Ahab was succeeded by his son Ahaziah, who was named king while Jehoshaphat, terrified at the defeat of the forces of Judah and Israel, was hastening back to Jerusalem. During Jehoshaphat’s absence from his capital, the tribes of the desert had formed an alliance with the Moabites and Ammonites, and they now soon began to make war against Judah, hoping to throw off the yoke which they had been forced to bear ever since the days of David.

To meet the coming danger in a godly way, Jehoshaphat bade his people fast; then he offered up a sacrifice, and prayed for the help of the Lord. This prayer received a speedy answer; for the spirit of the Lord fell upon one of the Levites, who bade the people go forth on the morrow, and win a victory without striking a blow, their part being merely to stand "and see the salvation of the Lord."

With loud songs of praise the people of Judah marched forth on the next day, and from afar they saw a strange sight. The various nations, confused by the traps and ambuscades which they had set for the men of Judah, had fallen upon each other with fury, and, when Jehoshaphat and his army came up, the ground was all strewn with their dead.

This great deliverance from danger filled the hearts of the Lord’s people with joy, and so terrified their enemies that the peace was not again broken as long as Jehoshaphat reigned.

Meanwhile, Ahaziah, the successor of Ahab on the throne of Israel, ruled only two years; but during that short time he imitated all the evil ways of both his parents, and worshiped idols. When he became ill, therefore, his first thought was to send messengers to one of the shrines of Baal. But Elijah met the men on their way thither, and told them that Ahaziah would soon die in punishment for his sins.
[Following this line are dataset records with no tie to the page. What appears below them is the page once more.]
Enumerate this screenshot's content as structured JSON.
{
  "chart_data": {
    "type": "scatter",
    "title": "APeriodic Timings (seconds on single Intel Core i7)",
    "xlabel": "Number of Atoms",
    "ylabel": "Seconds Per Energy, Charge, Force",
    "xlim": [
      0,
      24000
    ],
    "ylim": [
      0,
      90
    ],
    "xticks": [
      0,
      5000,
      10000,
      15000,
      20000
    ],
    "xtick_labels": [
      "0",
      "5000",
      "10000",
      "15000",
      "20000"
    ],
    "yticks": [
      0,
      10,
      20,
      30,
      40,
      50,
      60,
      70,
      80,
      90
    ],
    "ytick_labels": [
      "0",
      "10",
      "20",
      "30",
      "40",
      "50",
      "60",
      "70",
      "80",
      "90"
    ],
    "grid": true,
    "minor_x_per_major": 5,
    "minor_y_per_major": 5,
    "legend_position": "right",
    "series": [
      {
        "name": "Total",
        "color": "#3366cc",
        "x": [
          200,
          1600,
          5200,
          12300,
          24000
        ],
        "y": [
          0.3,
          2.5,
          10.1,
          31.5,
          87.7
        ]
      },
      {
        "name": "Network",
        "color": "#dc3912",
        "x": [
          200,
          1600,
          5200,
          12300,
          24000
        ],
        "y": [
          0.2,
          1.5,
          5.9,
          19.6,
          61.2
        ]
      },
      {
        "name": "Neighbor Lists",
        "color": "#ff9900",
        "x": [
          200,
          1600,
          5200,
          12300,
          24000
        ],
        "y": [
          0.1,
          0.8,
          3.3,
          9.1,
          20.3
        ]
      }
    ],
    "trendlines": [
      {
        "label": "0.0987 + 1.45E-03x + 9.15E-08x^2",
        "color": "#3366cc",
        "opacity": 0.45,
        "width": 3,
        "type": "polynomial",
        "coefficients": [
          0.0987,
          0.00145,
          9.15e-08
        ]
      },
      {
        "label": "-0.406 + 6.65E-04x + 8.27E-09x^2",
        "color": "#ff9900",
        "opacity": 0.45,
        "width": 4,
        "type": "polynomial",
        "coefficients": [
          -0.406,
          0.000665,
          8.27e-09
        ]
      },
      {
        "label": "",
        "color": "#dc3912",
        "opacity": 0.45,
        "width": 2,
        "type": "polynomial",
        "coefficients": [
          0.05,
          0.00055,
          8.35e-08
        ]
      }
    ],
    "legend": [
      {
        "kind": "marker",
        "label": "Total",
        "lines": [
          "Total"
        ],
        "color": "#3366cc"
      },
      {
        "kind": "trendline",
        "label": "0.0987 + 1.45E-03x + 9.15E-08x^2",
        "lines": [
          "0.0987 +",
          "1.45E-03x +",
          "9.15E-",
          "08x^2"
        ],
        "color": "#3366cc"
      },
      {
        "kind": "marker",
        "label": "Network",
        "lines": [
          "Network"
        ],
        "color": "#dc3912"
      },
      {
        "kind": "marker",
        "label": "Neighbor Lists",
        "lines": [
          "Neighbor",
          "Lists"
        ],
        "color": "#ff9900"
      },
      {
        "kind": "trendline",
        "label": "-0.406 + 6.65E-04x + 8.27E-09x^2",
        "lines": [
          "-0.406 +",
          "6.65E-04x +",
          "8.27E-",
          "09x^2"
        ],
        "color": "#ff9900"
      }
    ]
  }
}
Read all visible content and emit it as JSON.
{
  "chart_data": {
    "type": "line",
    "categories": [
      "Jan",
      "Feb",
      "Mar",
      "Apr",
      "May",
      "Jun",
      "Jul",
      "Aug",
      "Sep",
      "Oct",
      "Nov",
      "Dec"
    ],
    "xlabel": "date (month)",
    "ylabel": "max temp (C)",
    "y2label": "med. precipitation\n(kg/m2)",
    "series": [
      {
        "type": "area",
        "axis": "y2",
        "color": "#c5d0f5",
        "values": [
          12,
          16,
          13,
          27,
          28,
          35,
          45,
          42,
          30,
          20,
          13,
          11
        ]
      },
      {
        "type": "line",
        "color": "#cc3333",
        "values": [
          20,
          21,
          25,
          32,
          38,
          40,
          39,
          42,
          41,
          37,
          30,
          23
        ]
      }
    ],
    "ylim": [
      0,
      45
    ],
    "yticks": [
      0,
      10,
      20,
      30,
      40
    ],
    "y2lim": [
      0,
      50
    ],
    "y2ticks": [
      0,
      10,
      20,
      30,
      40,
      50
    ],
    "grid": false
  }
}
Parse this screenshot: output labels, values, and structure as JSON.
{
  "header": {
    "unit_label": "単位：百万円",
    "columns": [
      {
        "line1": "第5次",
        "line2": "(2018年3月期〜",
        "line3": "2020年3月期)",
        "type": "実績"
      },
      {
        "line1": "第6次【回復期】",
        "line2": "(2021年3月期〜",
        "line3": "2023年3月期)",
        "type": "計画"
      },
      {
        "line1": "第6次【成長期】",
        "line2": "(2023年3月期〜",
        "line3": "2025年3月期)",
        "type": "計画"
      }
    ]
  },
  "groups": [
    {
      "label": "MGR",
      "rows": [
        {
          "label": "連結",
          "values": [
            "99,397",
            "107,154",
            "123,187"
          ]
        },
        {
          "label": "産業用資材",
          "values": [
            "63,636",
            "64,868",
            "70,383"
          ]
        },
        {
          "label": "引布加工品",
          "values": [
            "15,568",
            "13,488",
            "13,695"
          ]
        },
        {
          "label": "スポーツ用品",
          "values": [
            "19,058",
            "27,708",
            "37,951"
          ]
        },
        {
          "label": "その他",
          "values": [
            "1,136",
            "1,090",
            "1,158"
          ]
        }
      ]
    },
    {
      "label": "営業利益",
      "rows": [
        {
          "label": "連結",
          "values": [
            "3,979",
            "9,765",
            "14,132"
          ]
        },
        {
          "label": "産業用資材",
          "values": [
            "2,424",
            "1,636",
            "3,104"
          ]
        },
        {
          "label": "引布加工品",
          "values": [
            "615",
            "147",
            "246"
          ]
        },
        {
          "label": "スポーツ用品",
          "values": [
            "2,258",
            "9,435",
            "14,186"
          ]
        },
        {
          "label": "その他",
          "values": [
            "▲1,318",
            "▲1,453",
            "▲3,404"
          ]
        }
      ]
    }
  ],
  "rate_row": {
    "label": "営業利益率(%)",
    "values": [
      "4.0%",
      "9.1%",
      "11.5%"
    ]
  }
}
When Ahaziah heard that Elijah had dared to speak so, he sent out fifty of his men with orders to seize and kill the prophet. This little troop surrounded Elijah, who was sitting on a hill, and then the captain of the men went up to him, crying: "Thou man of God, the king hath said, 'Come down.' "

In spite of this summons Elijah sat still and answered: "If I be a man of God, then let fire come down from heaven, and consume thee and thy fifty." No sooner had he spoken these words than captain and soldiers perished; and the same fate overtook a second band of soldiers who were told to take him.

When a third troop was sent out by Ahaziah, the frightened captain fell down upon his face before Elijah, begging the prophet to spare him and his men. In obedience to God’s command, Elijah then went with the soldiers into the king’s presence, where he boldly repeated the words which he had already spoken. This prophecy came true; for Ahaziah, the king, soon died.